The must-read stories and debate in health policy and leadership.

A better decade?

The global economic meltdown in the late 2000s was much more important for the NHS than anything that happened between 2010 and 2019 — leading to public sector austerity, which undermined many of the health service’s gains during the New Labour years.

The aftermath will go on undermining the NHS for some time, especially as the cuts to other areas of social provision on which the health service depends may now be mitigated, but not yet ended or corrected.

However, for the first time in nearly 10 years, NHS leaders can look forward over a three-year period and reasonably expect to do more — albeit only a little — than manage decline; and can also hope that a more logical and effective way of working may become a widespread reality.

HSJ editor Alastair McLellan begins the year by looking at four reasons to have hope — if only a little — for the coming months and years.

Devon divided

Anyone wanting a reminder of how badly the NHS needs new technology should look no further than south Devon, where the local hospital trust suffered a critical IT failure last September.

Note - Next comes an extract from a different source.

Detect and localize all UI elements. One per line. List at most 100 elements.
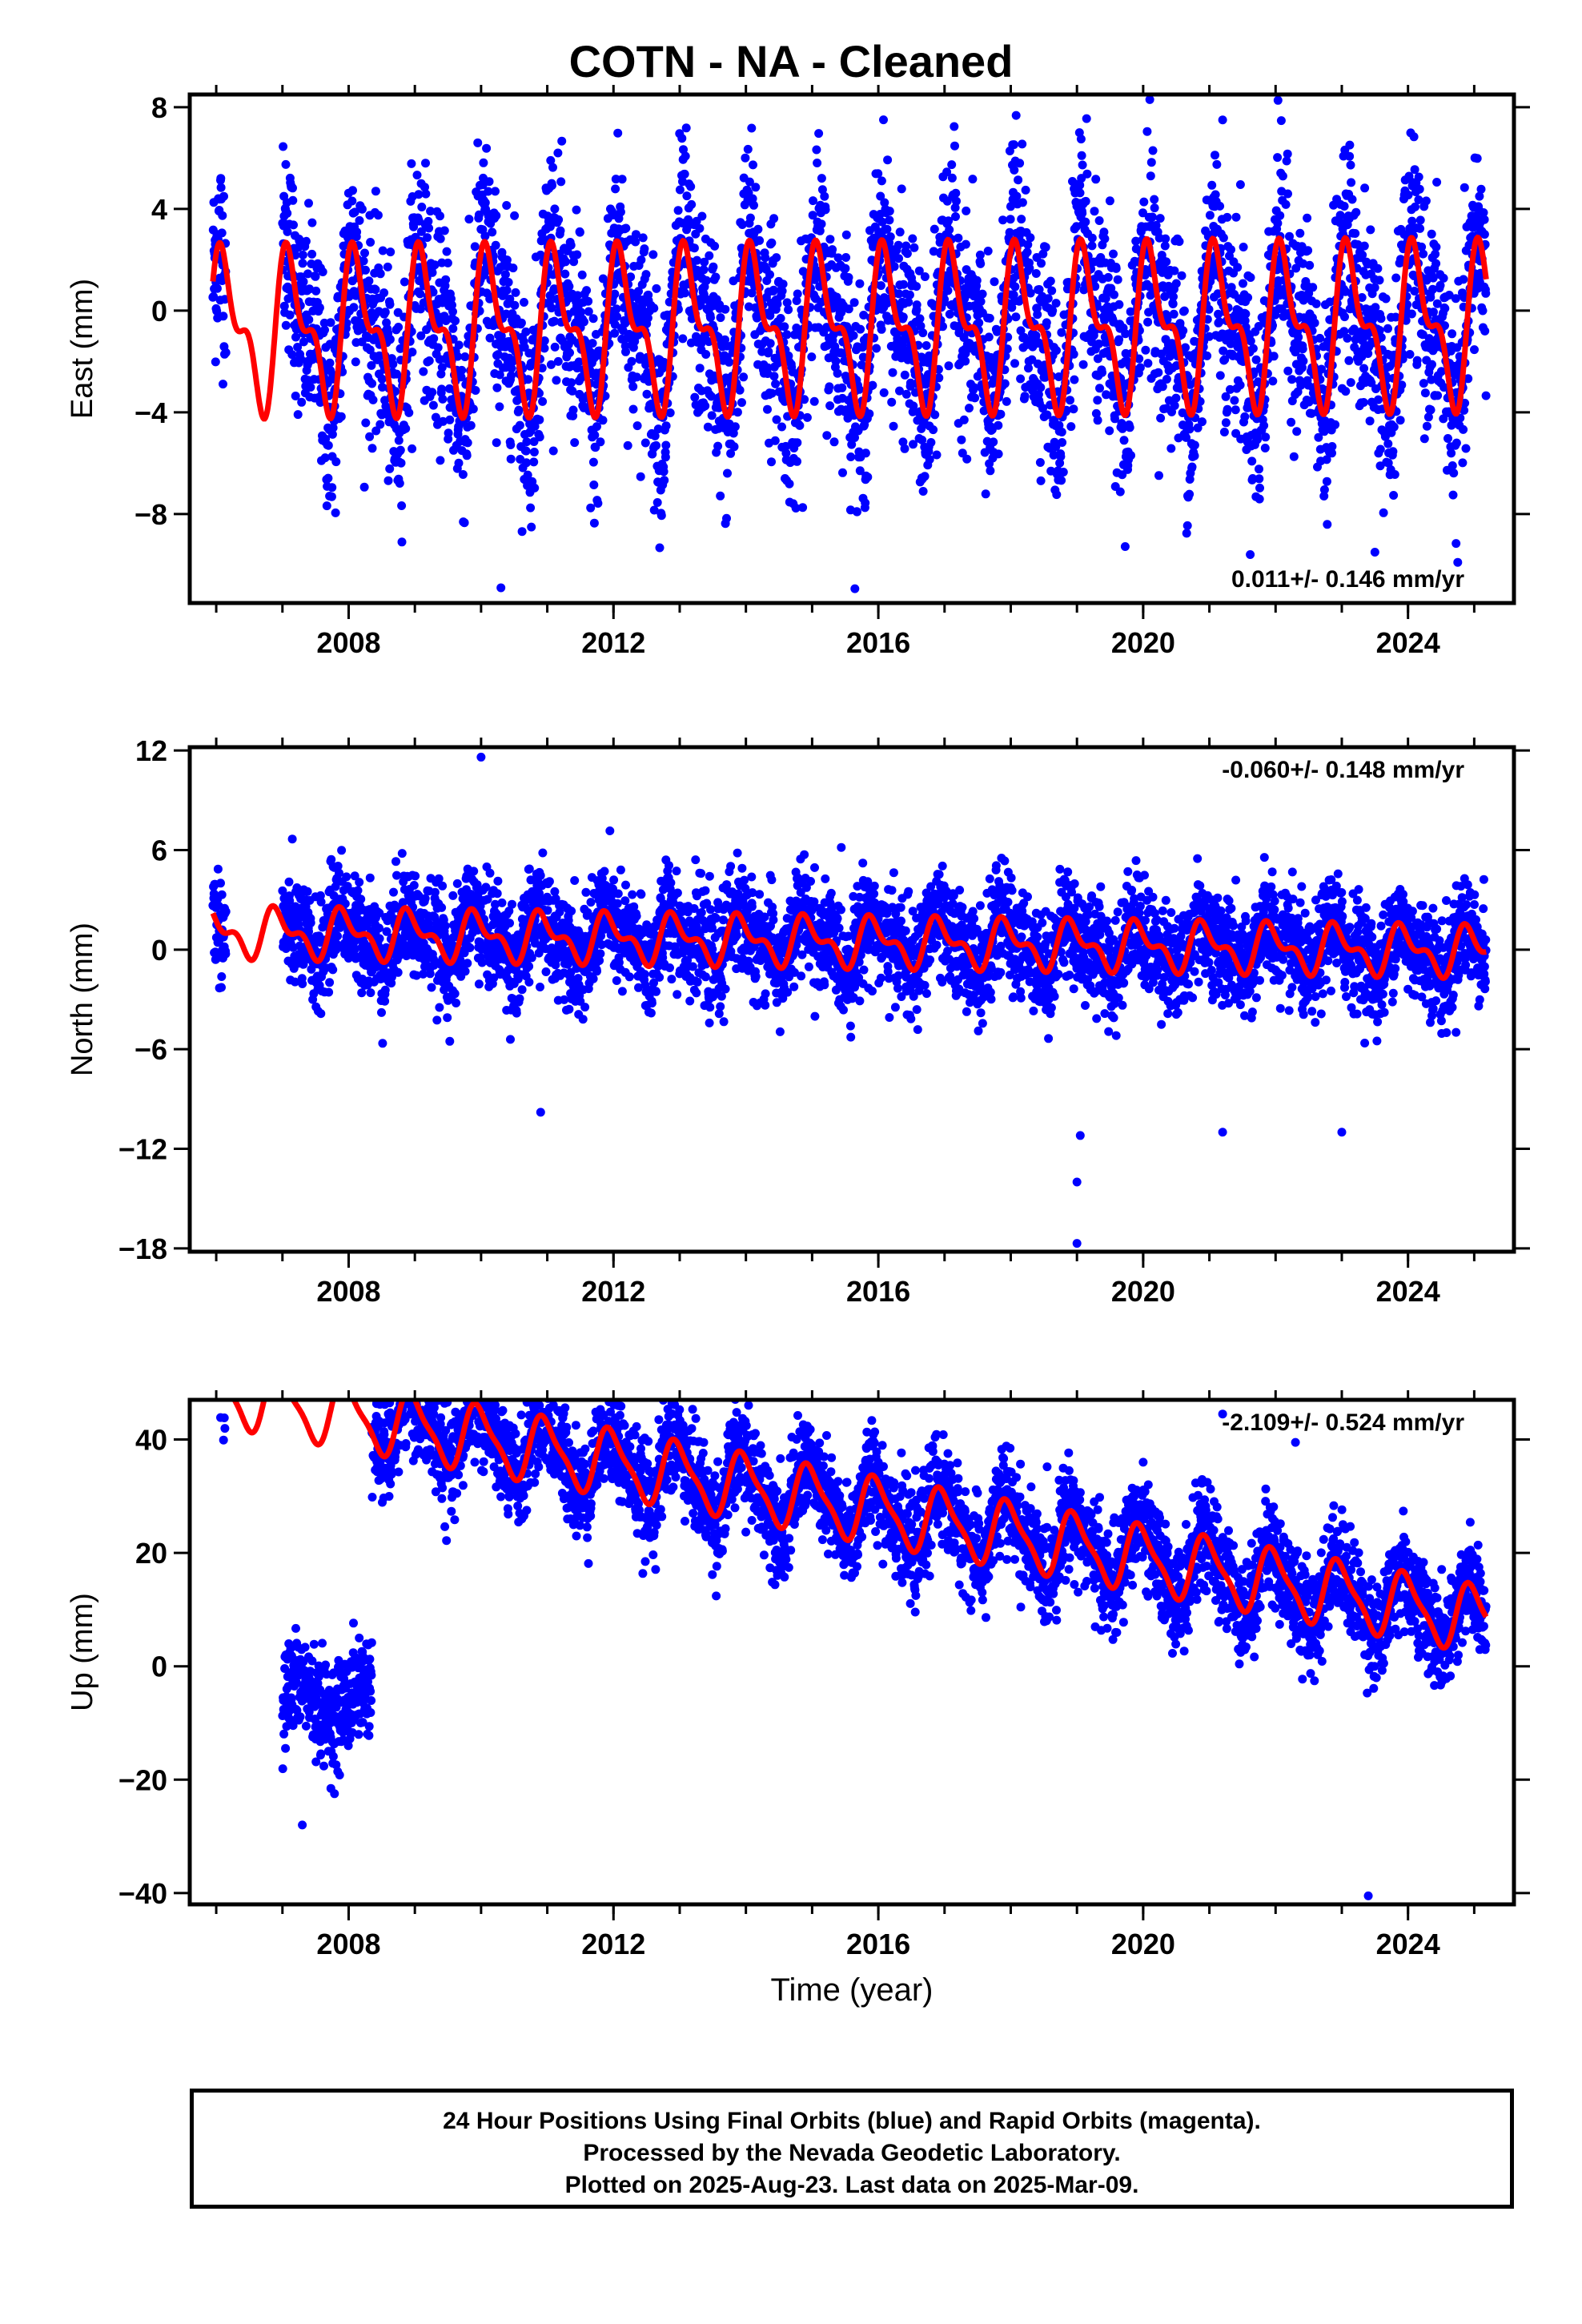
data-point	[331, 508, 340, 517]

It’s no surprise, then, that Torbay and South Devon Foundation Trust is eager to improve its IT infrastructure, and one of the ways it hopes to do this is to use an electronic patient record.

The trust is keeping a close eye on how its neighbour — Royal Devon and Exeter FT — gets on with the daunting task of implementing its own EPR (provided by Epic), with a view to following suit with the same company.

With this backdrop in mind, Daily Insight is surprised at the reluctance of two of Devon’s four acute providers to formally commit to implementing a shared EPR — as requested by NHS Improvement in 2019.

TSDFT and University Hospitals Plymouth, which also lacks an EPR, have both signed “letters of intent”, but neither RD&E and Northern Devon Healthcare Trust have put pen to paper.

Northern Devon Healthcare Trust’s resistance is slightly understandable as the trust only went live with its own EPR in 2017, having picked Intersystems as its supplier.

The complexity of implementing such a commitment across four trusts is immense, but formally expressing support for such a move seems a logical step in line with national policy.

Maybe there is concern about the procurement implications, or maybe RD&E and Northern Devon Healthcare Trust — which share a chief executive and chair — simply aren’t ready to nail their colours to the mast yet.

Either way, it is not a great look for a health economy whose leaders were last autumn said to be “retrenching” back into their own organisations instead of tackling the key challenges collectively.